Von Jörg Münchenberg | 21.09.2015
    Der griechische Ministerpräsident Alexis Tsipras bei seiner Ankunft zum EU-Sondergipfel in Brüssel.
    Auch in Zukunft wird Griechenlands alter und neuer Ministerpräsident zu Gesprächen nach Brüssel reisen. (picture alliance / Belga Photo / Nicolas Maeterlinck)
    Offiziell hält sich Brüssel an die übliche Sprachregelung. Gratulation für den Wahlsieger Alexis Tsipras, verbunden aber auch mit der Hoffnung, dass die Reformschritte in Griechenland nun schnell umgesetzt werden. Der Sprecher der EU-Kommission Margaritis Schinas:
    "Die Kommission gratuliert Alexis Tsipras zu seinem Wahlsieg. Und die Kommission ist auch darüber erfreut, dass dem neuen Parlament viele proeuropäische Parteien angehören. Die Regierung hat jetzt das Mandat, die vereinbarten Reformen umzusetzen. Da wartet viel Arbeit und es gilt, keine Zeit zu verlieren."
    Insgesamt aber überwiegt in Brüssel die Erleichterung. Denn mit Tsipras muss nun derjenige das vereinbarte Reformprogramm politisch umsetzen, der es zuvor mit den Gläubigern verhandelt hat. Das lässt darauf hoffen, dass sich der alte und vermutlich auch neue Ministerpräsident an die Vereinbarungen halten wird.

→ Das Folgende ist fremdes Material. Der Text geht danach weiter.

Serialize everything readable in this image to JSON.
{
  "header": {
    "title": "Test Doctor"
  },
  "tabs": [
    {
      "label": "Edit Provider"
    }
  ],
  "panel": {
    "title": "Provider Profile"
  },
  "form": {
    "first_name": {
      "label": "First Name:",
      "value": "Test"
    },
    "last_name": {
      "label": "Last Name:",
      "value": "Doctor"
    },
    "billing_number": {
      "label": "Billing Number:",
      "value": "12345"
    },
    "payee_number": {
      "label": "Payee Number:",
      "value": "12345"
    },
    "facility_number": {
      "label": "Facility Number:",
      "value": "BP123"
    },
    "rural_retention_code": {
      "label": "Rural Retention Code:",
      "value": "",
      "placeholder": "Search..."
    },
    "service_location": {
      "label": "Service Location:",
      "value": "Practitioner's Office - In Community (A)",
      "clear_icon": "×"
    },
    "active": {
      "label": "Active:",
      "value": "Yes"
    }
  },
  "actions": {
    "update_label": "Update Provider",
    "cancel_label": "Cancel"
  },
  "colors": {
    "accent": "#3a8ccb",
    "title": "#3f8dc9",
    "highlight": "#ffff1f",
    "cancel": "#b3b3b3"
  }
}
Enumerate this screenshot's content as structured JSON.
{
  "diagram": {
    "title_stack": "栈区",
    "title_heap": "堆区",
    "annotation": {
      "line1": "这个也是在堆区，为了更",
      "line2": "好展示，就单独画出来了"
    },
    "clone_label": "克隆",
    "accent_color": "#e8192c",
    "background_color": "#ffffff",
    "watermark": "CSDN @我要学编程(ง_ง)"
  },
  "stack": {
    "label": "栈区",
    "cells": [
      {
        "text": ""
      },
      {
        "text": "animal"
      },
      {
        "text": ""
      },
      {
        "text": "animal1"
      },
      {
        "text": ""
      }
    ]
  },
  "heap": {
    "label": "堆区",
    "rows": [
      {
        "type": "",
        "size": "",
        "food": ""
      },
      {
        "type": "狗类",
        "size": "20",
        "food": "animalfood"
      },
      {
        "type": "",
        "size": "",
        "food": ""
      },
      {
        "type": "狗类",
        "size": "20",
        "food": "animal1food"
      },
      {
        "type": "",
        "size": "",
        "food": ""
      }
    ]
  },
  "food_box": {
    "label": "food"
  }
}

    Zugleich haben die schärfsten innenpolitischen Kritiker des Reformprogramms, das Hilfen von bis zu 86 Milliarden Euro für die nächsten drei Jahre vorsieht, eine eigene Partei gegründet. Auch das stärkt die Position von Tsipras. Er werde mit der neuen Regierung eng zusammenarbeiten, kündigte unterdessen auch Eurogruppenchef Jeroen Dijsselbloem an. Neuverhandlungen über das dritte Hilfspaket hatte der niederländische Finanzminister allerdings schon beim letzten Treffen der Eurofinanzminister vor gut einer Woche explizit ausgeschlossen:
    "Wir werden das dritte Hilfspaket nicht wieder aufschnüren. Das ist nicht möglich, aber auch nicht notwendig. Denn es gab ja im griechischen Parlament eine breite Unterstützung für dieses Programm."
    Lediglich bei bestimmten Maßnahmen, wie etwa den Reformen auf dem Arbeitsmarkt, gibt es für die neue Regierung eine gewisse Flexibilität. Ansonsten ist der weitere Fahrplan genau vorgegeben. Schon im Oktober müssen wichtige Maßnahmen wie etwa eine Pensionsreform oder auch die Stärkung des Finanzsektors angepackt werden. Absehbar ist jedoch, dass sich die angestrebte Überprüfung der Reformmaßnahmen zeitlich verzögern wird. Auch die Kommission wollte sich heute auf einen genauen Zeitpunkt nicht mehr festlegen. Allerdings ist Griechenland bis November durchfinanziert.
    Unterdessen warnte auch der Präsident des Europäischen Parlaments, Martin Schulz Tsipras in diesem Programm vor möglichen Verzögerungen bei den Reformschritten, die es gerade bei Griechenland in den letzten Jahren immer wieder gegeben hatte:
    "Die Maßnahmen, die beschlossen worden sind, sind ja auch von ihm selbst beschlossen worden. Von daher glaube ich, dass wir kein Interessen daran mehr haben müssen, über diese Pakete zu diskutieren. Sondern den gesamten Schwerpunkt auf zwei Dinge zu legen: Investitionen ins Land zu bringen und darüber hinaus Beschäftigung für junge Leute zu schaffen. Das muss unser Ziel sein."
    Doch die Eurogruppe hat noch ein weiteres Druckmittel in der Hand: Schuldenerleichterungen – etwa durch eine weitere Streckung der Tilgungsfristen sowie die dringend erforderliche Rekapitalisierung der griechischen Banken wird es ebenfalls nur bei einer positiven Zwischenüberprüfung der Reformschritte geben.